We retrospectively reviewed 69 patients with untreated, non-traumatic, single, short (<2 cm) bulbar urethral strictures treated between 2004 and 2024. Patients were fully informed of both treatment options and chose either DVIU or anastomotic urethroplasty (AU). Anatomical success was defined as the smooth passage of a 17Fr endoscope into the bladder without resistance during cystoscopy at 6 months postoperatively. Clinical success was defined as the absence of any need for additional treatment. As PROMs, maximum flow rate (Qmax), post-void residual (PVR), urethral stricture surgery patient-reported outcome measure (USS-PROM), and Sexual Health Inventory for Men (SHIM) scores were evaluated preoperatively and at 3, 6, and 12 months postoperatively.

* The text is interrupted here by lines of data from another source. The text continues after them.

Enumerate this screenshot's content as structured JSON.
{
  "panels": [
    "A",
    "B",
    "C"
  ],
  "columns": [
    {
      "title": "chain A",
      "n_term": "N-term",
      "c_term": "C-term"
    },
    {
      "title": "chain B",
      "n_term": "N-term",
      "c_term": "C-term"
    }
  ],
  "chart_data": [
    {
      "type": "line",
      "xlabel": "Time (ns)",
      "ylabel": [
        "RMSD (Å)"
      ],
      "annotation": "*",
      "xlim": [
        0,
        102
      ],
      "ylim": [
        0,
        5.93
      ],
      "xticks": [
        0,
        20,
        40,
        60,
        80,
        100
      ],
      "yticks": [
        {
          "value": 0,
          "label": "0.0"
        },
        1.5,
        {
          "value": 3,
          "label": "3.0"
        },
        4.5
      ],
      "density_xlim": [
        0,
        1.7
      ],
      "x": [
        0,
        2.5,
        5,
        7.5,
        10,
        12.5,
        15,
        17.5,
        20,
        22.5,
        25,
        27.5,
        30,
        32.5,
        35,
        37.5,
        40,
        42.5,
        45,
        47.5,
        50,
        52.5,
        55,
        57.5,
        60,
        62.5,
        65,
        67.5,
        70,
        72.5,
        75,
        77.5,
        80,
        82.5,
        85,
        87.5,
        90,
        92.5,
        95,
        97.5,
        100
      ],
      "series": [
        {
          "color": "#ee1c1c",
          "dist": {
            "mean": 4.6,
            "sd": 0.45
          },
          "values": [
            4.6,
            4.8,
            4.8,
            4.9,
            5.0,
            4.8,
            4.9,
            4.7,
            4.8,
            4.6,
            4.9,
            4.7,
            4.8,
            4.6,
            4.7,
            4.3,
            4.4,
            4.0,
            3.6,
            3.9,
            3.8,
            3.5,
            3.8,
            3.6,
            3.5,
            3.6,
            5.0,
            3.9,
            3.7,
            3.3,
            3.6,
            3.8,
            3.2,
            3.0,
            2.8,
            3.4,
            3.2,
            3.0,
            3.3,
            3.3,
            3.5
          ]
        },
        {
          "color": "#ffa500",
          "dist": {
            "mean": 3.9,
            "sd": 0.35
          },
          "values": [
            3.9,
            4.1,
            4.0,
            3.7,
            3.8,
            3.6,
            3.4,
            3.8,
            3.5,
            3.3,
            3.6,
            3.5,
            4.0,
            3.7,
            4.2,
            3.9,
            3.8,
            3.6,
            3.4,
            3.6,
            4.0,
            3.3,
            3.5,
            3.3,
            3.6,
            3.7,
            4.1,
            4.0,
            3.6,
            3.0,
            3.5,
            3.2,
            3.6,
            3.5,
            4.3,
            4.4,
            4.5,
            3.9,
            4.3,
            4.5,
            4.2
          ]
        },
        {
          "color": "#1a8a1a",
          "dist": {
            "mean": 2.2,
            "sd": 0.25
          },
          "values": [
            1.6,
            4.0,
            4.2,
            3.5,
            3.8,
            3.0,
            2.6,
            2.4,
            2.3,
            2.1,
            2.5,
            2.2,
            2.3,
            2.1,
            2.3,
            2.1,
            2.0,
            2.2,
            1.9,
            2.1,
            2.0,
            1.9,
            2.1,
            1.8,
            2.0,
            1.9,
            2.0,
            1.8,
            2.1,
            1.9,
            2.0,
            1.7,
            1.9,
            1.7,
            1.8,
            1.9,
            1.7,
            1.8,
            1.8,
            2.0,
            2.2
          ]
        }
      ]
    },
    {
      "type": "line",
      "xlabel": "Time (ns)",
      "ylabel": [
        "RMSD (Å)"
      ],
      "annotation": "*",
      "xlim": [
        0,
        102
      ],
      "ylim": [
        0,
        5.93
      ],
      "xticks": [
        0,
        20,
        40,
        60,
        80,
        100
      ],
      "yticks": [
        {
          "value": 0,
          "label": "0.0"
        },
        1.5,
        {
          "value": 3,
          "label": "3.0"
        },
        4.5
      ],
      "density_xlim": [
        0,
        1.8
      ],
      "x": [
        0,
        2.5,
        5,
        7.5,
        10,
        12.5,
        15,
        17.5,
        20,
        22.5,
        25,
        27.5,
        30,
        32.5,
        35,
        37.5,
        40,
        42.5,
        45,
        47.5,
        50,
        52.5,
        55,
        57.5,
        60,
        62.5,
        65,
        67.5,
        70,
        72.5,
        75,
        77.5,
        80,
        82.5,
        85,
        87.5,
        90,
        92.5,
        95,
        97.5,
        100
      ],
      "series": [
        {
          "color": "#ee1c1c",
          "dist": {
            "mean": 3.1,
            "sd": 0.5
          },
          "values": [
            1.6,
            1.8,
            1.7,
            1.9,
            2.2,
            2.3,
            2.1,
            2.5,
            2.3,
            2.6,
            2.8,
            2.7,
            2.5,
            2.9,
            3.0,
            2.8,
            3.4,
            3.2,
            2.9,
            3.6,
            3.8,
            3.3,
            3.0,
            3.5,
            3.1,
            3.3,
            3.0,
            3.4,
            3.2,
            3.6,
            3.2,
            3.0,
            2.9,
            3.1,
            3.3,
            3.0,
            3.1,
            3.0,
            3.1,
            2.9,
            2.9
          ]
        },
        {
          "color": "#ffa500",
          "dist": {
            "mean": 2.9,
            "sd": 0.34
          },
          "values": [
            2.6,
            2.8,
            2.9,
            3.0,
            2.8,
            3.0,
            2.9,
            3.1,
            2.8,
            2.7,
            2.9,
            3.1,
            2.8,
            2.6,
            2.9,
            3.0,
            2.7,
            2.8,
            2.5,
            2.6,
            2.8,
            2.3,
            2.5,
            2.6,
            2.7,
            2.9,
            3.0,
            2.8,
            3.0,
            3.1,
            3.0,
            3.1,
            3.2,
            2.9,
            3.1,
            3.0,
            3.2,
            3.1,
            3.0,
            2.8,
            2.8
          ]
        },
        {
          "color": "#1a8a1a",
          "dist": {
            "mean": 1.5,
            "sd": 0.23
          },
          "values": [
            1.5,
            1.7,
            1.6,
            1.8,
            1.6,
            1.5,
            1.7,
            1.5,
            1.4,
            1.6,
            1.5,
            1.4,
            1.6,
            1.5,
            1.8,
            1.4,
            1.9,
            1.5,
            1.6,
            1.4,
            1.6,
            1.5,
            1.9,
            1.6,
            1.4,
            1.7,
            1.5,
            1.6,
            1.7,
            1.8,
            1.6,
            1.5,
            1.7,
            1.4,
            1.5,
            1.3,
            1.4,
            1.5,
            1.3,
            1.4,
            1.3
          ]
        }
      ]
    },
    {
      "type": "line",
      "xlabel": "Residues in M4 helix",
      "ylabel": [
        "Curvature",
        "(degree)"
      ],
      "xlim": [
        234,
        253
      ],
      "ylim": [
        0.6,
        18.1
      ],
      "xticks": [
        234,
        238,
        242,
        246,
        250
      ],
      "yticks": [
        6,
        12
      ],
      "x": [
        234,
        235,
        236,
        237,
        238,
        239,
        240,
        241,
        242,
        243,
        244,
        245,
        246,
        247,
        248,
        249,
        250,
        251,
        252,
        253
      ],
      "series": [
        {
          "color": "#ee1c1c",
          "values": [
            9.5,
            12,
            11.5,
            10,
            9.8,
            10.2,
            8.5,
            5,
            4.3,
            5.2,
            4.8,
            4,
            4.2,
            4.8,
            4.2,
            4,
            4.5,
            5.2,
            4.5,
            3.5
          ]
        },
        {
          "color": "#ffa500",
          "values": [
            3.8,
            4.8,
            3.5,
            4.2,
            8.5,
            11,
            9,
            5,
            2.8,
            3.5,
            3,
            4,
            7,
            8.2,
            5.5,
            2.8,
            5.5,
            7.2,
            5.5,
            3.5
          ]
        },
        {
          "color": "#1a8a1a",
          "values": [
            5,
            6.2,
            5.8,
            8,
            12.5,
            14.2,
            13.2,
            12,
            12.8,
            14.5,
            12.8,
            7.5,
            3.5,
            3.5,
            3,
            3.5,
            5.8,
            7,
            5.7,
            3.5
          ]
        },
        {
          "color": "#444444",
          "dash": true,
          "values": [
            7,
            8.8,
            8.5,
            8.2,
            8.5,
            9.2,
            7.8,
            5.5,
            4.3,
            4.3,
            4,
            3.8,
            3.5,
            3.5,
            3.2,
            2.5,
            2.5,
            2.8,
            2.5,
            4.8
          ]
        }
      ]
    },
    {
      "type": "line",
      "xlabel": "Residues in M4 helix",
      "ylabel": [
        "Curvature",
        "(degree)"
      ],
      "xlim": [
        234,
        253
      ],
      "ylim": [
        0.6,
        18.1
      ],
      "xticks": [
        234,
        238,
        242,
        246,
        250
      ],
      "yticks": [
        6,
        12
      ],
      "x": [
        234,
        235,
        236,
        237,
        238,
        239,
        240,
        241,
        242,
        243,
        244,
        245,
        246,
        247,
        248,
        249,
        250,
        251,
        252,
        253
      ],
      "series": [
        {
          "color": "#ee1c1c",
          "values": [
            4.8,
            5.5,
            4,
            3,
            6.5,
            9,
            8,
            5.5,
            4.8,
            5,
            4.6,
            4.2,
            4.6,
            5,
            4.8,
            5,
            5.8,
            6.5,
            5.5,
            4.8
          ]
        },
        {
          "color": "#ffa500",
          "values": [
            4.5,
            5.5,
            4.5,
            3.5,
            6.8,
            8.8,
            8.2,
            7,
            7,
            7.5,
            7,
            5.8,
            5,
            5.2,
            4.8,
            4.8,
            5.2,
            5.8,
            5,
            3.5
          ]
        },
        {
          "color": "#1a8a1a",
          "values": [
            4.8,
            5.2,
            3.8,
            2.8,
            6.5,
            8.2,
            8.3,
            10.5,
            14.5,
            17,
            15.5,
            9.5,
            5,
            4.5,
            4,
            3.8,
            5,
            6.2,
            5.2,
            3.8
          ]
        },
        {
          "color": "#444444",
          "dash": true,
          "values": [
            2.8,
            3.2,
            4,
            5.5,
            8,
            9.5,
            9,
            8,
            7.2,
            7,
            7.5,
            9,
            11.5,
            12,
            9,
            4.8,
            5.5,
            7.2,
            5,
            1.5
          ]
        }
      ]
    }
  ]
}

Among the 69 patients, 22 underwent DVIU and 47 underwent AU (30 excision and primary anastomosis, 17 non-transecting AU). The median age was 68.5 years (IQR: 43.3-75.8) in the DVIU group and 47 years (IQR: 36-66) in the AU group. Preoperative urinary retention was observed in 13.6% of DVIU patients and 42.6% of AU patients. The median stricture length was significantly longer in the AU group (10 mm, IQR: 7-13) than in the DVIU group (5 mm, IQR: 5-8.25, p=0.003). While clinical success rates were comparable between the groups (DVIU: 90.9%, AU: 95.7%, p=0.42), anatomical success was significantly higher in the AU group (44.4% vs. 93.6%, p<0.001). Both groups demonstrated significant postoperative improvements in lower urinary tract symptoms (LUTS) score, LUTS-related quality of life (QOL), peeing score, and EQ visual analog scale (EQ-VAS) (all p<0.001). AU resulted in significantly greater improvements in Qmax and peeing score (p=0.004 and p=0.04, respectively).
Both DVIU and AU are effective treatments for short bulbar urethral strictures. However, AU provides superior anatomical success and greater improvement in urinary flow rate. Selecting the most appropriate surgical approach based on patient age and lifestyle is essential for optimal outcomes.